The Centre Pompidou Hanwha, born from a four-year partnership agreement signed in 2023 between the Hanwha Foundation of Culture, Seoul, and the Centre Pompidou, Paris, is scheduled to open in June.
The museum will occupy a former aquarium in Yeouido that has been renovated by French architect Jean-Michel Wilmotte into a four-story venue with two main exhibition galleries.
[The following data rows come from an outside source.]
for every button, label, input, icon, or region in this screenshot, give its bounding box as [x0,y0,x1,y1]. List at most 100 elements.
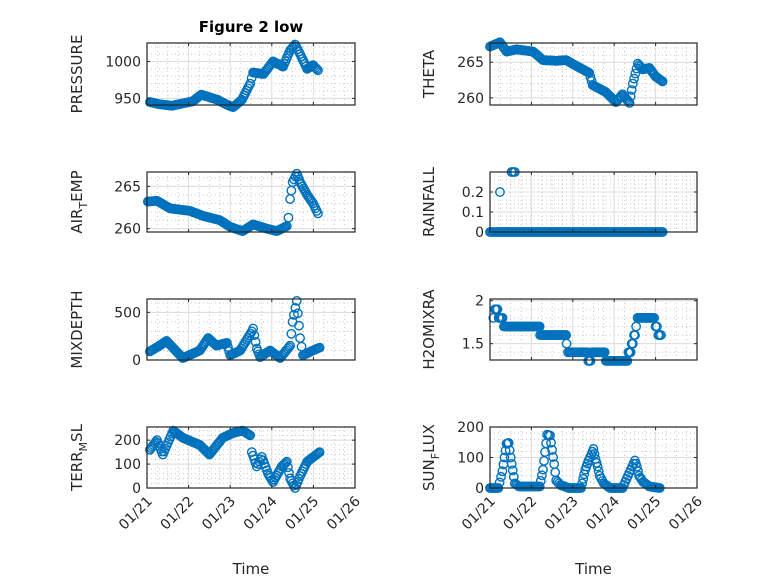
y-tick-label: 260 [114,222,141,238]
y-label-main: THETA [420,49,438,99]
data-point [313,208,323,219]
data-point [281,456,292,467]
x-tick-label: 01/22 [500,494,540,534]
x-tick-label: 01/21 [459,494,499,534]
y-tick-label: 200 [114,433,141,449]
data-point [310,62,321,73]
y-label-rest: LUX [420,424,438,453]
data-point [548,452,559,462]
axes-box [489,298,698,361]
x-tick-label: 01/23 [199,494,239,534]
y-label-main: RAINFALL [420,166,438,237]
data-point [629,73,639,84]
data-point [290,302,301,313]
data-point [656,75,667,86]
y-tick-label: 2 [475,294,484,310]
y-label-main: AIR [68,209,86,234]
data-point [608,94,619,105]
y-tick-label: 0.2 [462,185,484,201]
subplot-sun_flux: 0 100 200 SUNFLUX 01/21 01/22 01/23 01/24 01/25 0… [420,420,706,578]
y-tick-label: 950 [114,91,141,107]
data-point [314,342,325,353]
data-point [578,473,589,484]
y-axis-label: TERRMSL [68,423,90,492]
data-point [535,475,546,486]
y-tick-label: 265 [457,55,484,71]
data-point [507,465,518,476]
subplot-theta: 260 265 THETA [420,37,698,108]
data-point [249,330,260,341]
data-point [592,461,603,472]
subplot-pressure: 950 1000 PRESSURE [68,35,356,114]
subplot-rainfall: 0 0.1 0.2 RAINFALL [420,166,698,241]
x-tick-label: 01/24 [583,493,623,533]
y-label-main: H2OMIXRA [420,289,438,370]
x-tick-label: 01/26 [666,493,706,533]
y-tick-label: 0 [475,225,484,241]
subplot-terr_msl: 0 100 200 TERRMSL 01/21 01/22 01/23 01/24 01/25 0… [68,423,364,578]
y-label-rest: EMP [68,170,86,201]
axes-box [146,42,356,106]
data-point [313,448,324,458]
y-label-main: TERR [68,451,86,492]
data-point [547,444,557,455]
data-point [630,68,641,79]
data-point [627,78,638,89]
y-tick-label: 0 [132,353,141,369]
data-point [313,65,323,76]
data-point [282,462,293,473]
data-point [245,430,256,441]
y-axis-label: SUNFLUX [420,424,442,491]
data-point [494,477,505,488]
y-tick-label: 0 [475,481,484,497]
y-axis-label: PRESSURE [68,35,86,114]
y-axis-label: MIXDEPTH [68,290,86,368]
data-point [626,85,637,95]
data-point [282,343,293,354]
y-tick-label: 260 [457,91,484,107]
x-tick-label: 01/21 [116,494,156,534]
x-tick-label: 01/25 [282,494,322,534]
data-point [285,340,296,351]
data-point [283,342,294,353]
subplot-air_temp: 260 265 AIRTEMP [68,168,356,238]
y-tick-label: 200 [457,420,484,436]
y-tick-label: 100 [457,451,484,467]
data-point [534,481,545,492]
data-point [245,78,256,89]
y-label-subscript: M [77,442,90,452]
data-point [625,91,636,102]
data-point [248,323,258,334]
y-label-subscript: F [429,453,442,459]
axes-box [489,171,698,233]
data-point [657,76,668,87]
data-point [506,459,517,469]
x-tick-label: 01/25 [625,494,665,534]
axes-box [146,298,356,361]
subplot-mixdepth: 0 500 MIXDEPTH [68,290,356,369]
x-tick-label: 01/26 [324,493,364,533]
data-point [623,96,634,107]
data-point [291,296,302,306]
data-point [546,437,556,448]
y-axis-label: THETA [420,49,438,99]
data-point [314,447,325,458]
data-point [545,430,555,441]
y-tick-label: 0.1 [462,205,484,221]
y-tick-label: 1000 [105,54,141,70]
data-point [632,461,642,472]
data-point [496,471,506,482]
data-point [497,466,508,477]
y-label-main: SUN [420,459,438,491]
data-point [633,466,643,477]
data-point [503,437,514,448]
axes-box [146,171,356,233]
x-tick-label: 01/23 [542,494,582,534]
data-point [504,445,515,456]
y-tick-label: 1.5 [462,337,484,353]
y-label-main: MIXDEPTH [68,290,86,368]
data-point [283,212,294,223]
x-tick-label: 01/22 [158,494,198,534]
data-point [624,97,635,108]
y-axis-label: H2OMIXRA [420,289,438,370]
The stated aim of the Centre Pompidou Hanwha is to reinterpret the French museum’s collection ‘through Korea’s socio-cultural context’. Over the next four years, the Centre Pompidou Hanwha plans to present two exhibitions annually based on the Centre Pompidou’s collection, and two to three exhibitions per year centred on contemporary Korean art.
The inaugural exhibition, The Cubists: Inventing Modern Vision, will trace the chronological development of Cubism and will include a section focusing on the intersections between western Cubism and Korean art.
Centre Pompidou Hanwha will be the latest to open in a series of partnerships between the Parisian museum – which is currently closed for renovations – and foreign cultural institutions, municipal administrations and developers. The Centre already operates museums in Malaga and Shanghai, and is set to open new sites in Brussels later this year and in in Iguaçu Falls in 2028.